The findings represent the first report of a hypervirulent form of the drug-resistant pathogen in India, the authors of the study say. Strains of K pneumoniae that combine carbapenem resistance and hypervirulence, which to date have been reported only in China, can cause severe infections that spread quickly throughout the body.
Infectious disease experts have called the combination a “worst-case” scenario that poses a significant threat to public health.
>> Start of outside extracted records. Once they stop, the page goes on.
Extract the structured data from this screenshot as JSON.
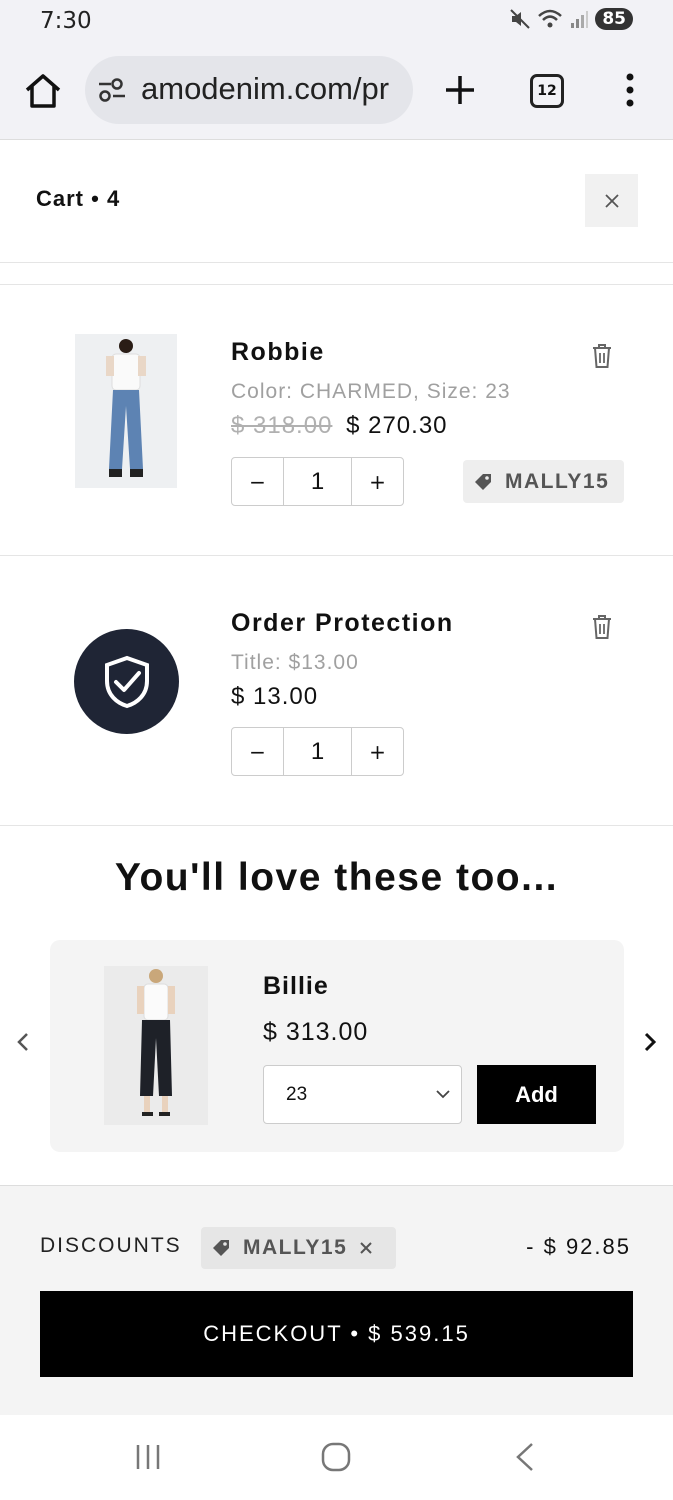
{
  "status": {
    "time": "7:30",
    "battery": "85"
  },
  "browser": {
    "url": "amodenim.com/pr",
    "tab_count": "12"
  },
  "cart": {
    "title": "Cart • 4"
  },
  "items": [
    {
      "name": "Robbie",
      "variant": "Color: CHARMED, Size: 23",
      "old_price": "$ 318.00",
      "price": "$ 270.30",
      "qty": "1",
      "coupon": "MALLY15"
    },
    {
      "name": "Order Protection",
      "variant": "Title: $13.00",
      "price": "$ 13.00",
      "qty": "1"
    }
  ],
  "qty_controls": {
    "minus": "−",
    "plus": "+"
  },
  "recommendations": {
    "title": "You'll love these too...",
    "product": {
      "name": "Billie",
      "price": "$ 313.00",
      "size": "23",
      "add_label": "Add"
    }
  },
  "footer": {
    "discounts_label": "DISCOUNTS",
    "discount_code": "MALLY15",
    "discount_amount": "- $ 92.85",
    "checkout_label": "CHECKOUT • $ 539.15"
  },
  "colors": {
    "dark_navy": "#1f2535",
    "black": "#000000"
  }
}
High mortality tied to high resistance, hypervirulence
In the study, researchers at Christian Medical College in Tamil Nadu state tested isolates of carbapenem-resistant K pneumoniae obtained from 86 patients hospitalized with bacteremia in 2015 and 2016. They conducted antibiotic susceptibility testing to assess resistance to meropenem, performed string tests to evaluate virulence, and looked for carbapenem-resistance and virulence genes using polymerase chain reaction (PCR) analysis. They used multilocus sequence typing (MLST) to determine the sequence type (ST) of 10 of the isolates.
The results were then analyzed for association between 30-day mortality, meropenem minimum inhibitory concentration (MIC), string-test positivity, and carbapenem-resistance genes.